W Polsce dziewięć proc. dzieci i młodzieży do 18. roku życia, czyli około 630 tys., wymaga wsparcia lecznictwa psychiatrycznego i psychologicznego. Z danych Komendy Głównej Policji wynika, że samobójstwa są drugą co do częstości przyczyną zgonów nastolatków w Europie. Liczba prób samobójczych rośnie z roku na rok. W latach 2017-2019 roku samobójstwo próbowało popełnić 1 987 dzieci w wieku 7-18 lat, z czego 250 prób zakończyło się zgonem.
Według konsultanta krajowego w Polsce brakuje około 300 lekarzy tej specjalności. Problemem jest także brak miejsc szkoleniowych, nierównomierne rozmieszczenie psychiatrów i brak miejsc w istniejących placówkach. Powodem takiej sytuacji wg. NIK jest niewystarczające finansowanie świadczeń z NFZ.

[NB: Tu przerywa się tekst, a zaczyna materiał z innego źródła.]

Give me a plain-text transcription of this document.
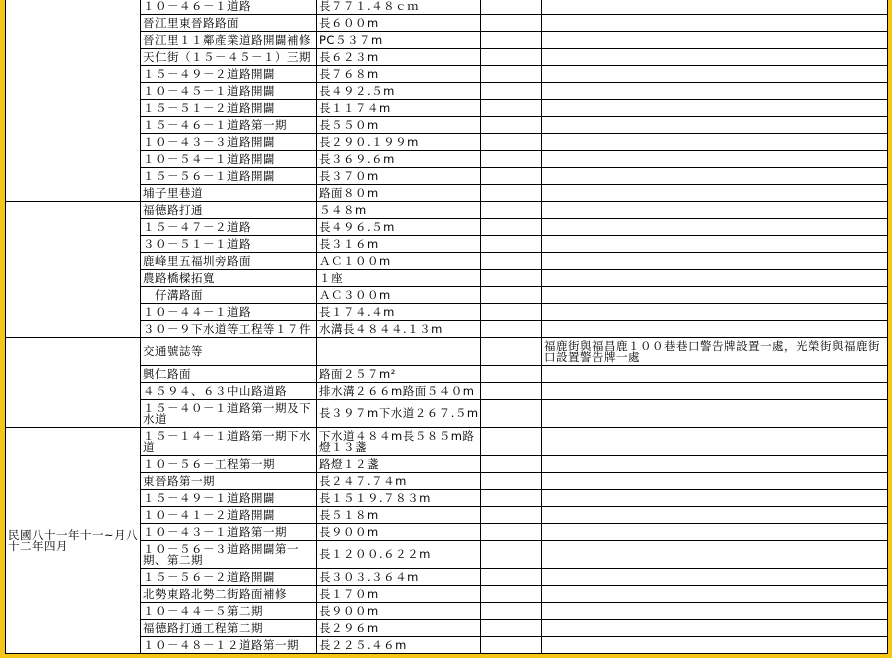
	１０－４６－１道路	長７７１.４８ｃｍ		
	晉江里東晉路路面	長６００m		
	晉江里１１鄰產業道路開闢補修	PC５３７m		
	天仁街（１５－４５－１）三期	長６２３m		
	１５－４９－２道路開闢	長７６８m		
	１０－４５－１道路開闢	長４９２.５m		
	１５－５１－２道路開闢	長１１７４m		
	１５－４６－１道路第一期	長５５０m		
	１０－４３－３道路開闢	長２９０.１９９m		
	１０－５４－１道路開闢	長３６９.６m		
	１５－５６－１道路開闢	長３７０m		
	埔子里巷道	路面８０m		
	福德路打通	５４８m		
	１５－４７－２道路	長４９６.５m		
	３０－５１－１道路	長３１６m		
	鹿峰里五福圳旁路面	ＡＣ１００m		
	農路橋樑拓寬	１座		
	　仔溝路面	ＡＣ３００m		
	１０－４４－１道路	長１７４.４m		
	３０－９下水道等工程等１７件	水溝長４８４４.１３m		
	交通號誌等			福鹿街與福昌鹿１００巷巷口警告牌設置一處，光榮街與福鹿街口設置警告牌一處
	興仁路面	路面２５７m²		
	４５９４、６３中山路道路	排水溝２６６m路面５４０m		
	１５－４０－１道路第一期及下水道	長３９７m下水道２６７.５m		
民國八十一年十一~月八十二年四月	１５－１４－１道路第一期下水道	下水道４８４m長５８５m路燈１３盞		
	１０－５６－工程第一期	路燈１２盞		
	東晉路第一期	長２４７.７４m		
	１５－４９－１道路開闢	長１５１９.７８３m		
	１０－４１－２道路開闢	長５１８m		
	１０－４３－１道路第一期	長９００m		
	１０－５６－３道路開闢第一期、第二期	長１２００.６２２m		
	１５－５６－２道路開闢	長３０３.３６４m		
	北勢東路北勢二街路面補修	長１７０m		
	１０－４４－５第二期	長９００m		
	福德路打通工程第二期	長２９６m		
	１０－４８－１２道路第一期	長２２５.４６m		
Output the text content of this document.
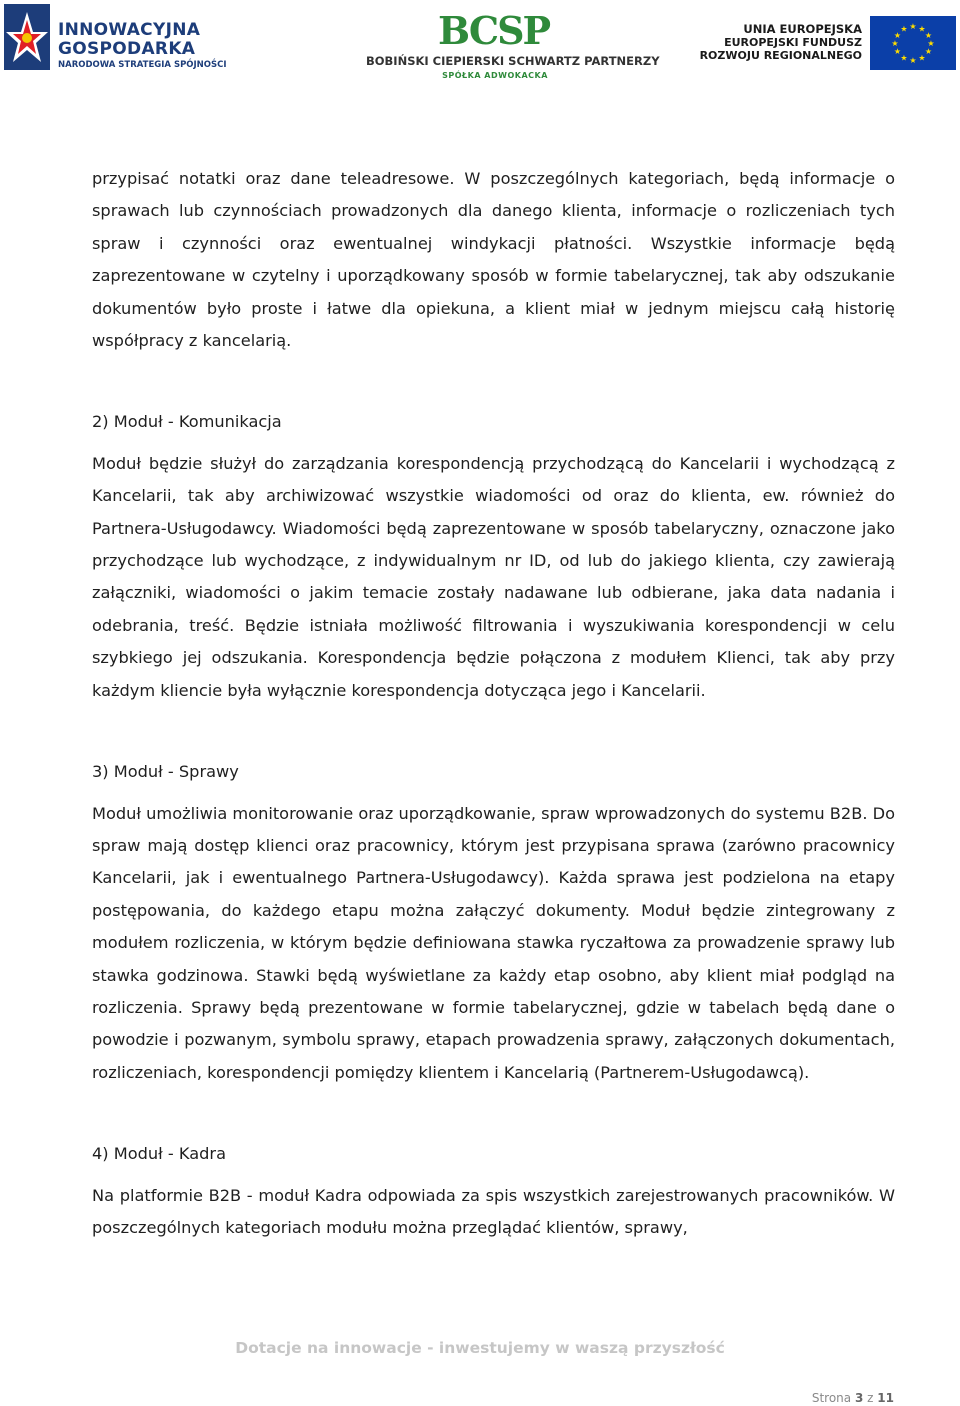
INNOWACYJNA
GOSPODARKA
NARODOWA STRATEGIA SPÓJNOŚCI
BCSP
BOBIŃSKI CIEPIERSKI SCHWARTZ PARTNERZY
SPÓŁKA ADWOKACKA
UNIA EUROPEJSKA
EUROPEJSKI FUNDUSZ
ROZWOJU REGIONALNEGO
★ ★
★
★
★
★
★
★
★
★
★
★

przypisać notatki oraz dane teleadresowe. W poszczególnych kategoriach, będą informacje o sprawach lub czynnościach prowadzonych dla danego klienta, informacje o rozliczeniach tych spraw i czynności oraz ewentualnej windykacji płatności. Wszystkie informacje będą zaprezentowane w czytelny i uporządkowany sposób w formie tabelarycznej, tak aby odszukanie dokumentów było proste i łatwe dla opiekuna, a klient miał w jednym miejscu całą historię współpracy z kancelarią.

2) Moduł - Komunikacja

Moduł będzie służył do zarządzania korespondencją przychodzącą do Kancelarii i wychodzącą z Kancelarii, tak aby archiwizować wszystkie wiadomości od oraz do klienta, ew. również do Partnera-Usługodawcy. Wiadomości będą zaprezentowane w sposób tabelaryczny, oznaczone jako przychodzące lub wychodzące, z indywidualnym nr ID, od lub do jakiego klienta, czy zawierają załączniki, wiadomości o jakim temacie zostały nadawane lub odbierane, jaka data nadania i odebrania, treść. Będzie istniała możliwość filtrowania i wyszukiwania korespondencji w celu szybkiego jej odszukania. Korespondencja będzie połączona z modułem Klienci, tak aby przy każdym kliencie była wyłącznie korespondencja dotycząca jego i Kancelarii.

3) Moduł - Sprawy

Moduł umożliwia monitorowanie oraz uporządkowanie, spraw wprowadzonych do systemu B2B. Do spraw mają dostęp klienci oraz pracownicy, którym jest przypisana sprawa (zarówno pracownicy Kancelarii, jak i ewentualnego Partnera-Usługodawcy). Każda sprawa jest podzielona na etapy postępowania, do każdego etapu można załączyć dokumenty. Moduł będzie zintegrowany z modułem rozliczenia, w którym będzie definiowana stawka ryczałtowa za prowadzenie sprawy lub stawka godzinowa. Stawki będą wyświetlane za każdy etap osobno, aby klient miał podgląd na rozliczenia. Sprawy będą prezentowane w formie tabelarycznej, gdzie w tabelach będą dane o powodzie i pozwanym, symbolu sprawy, etapach prowadzenia sprawy, załączonych dokumentach, rozliczeniach, korespondencji pomiędzy klientem i Kancelarią (Partnerem-Usługodawcą).

4) Moduł - Kadra

Na platformie B2B - moduł Kadra odpowiada za spis wszystkich zarejestrowanych pracowników. W poszczególnych kategoriach modułu można przeglądać klientów, sprawy,

Dotacje na innowacje - inwestujemy w waszą przyszłość
Strona 3 z 11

Na zdrowie psychiczne dzieci i nastolatków wpływa także epidemia koronawirusa. Fundacja Dajemy Dzieciom Siłę przeprowadziła badania, z których wynika, że w czasie wiosennego lockdownu w Polsce, aż jedna trzecia nastolatków oceniała swój stan psychiczny jako zły. W 2020 roku na Telefon Zaufania dla Dzieci i Młodzieży 116 111 zadzwoniło więcej małoletnich, a konsultanci przeprowadzili aż o 44 proc. więcej interwencji wynikających z bezpośredniego zagrożenia życia lub zdrowia dziecka.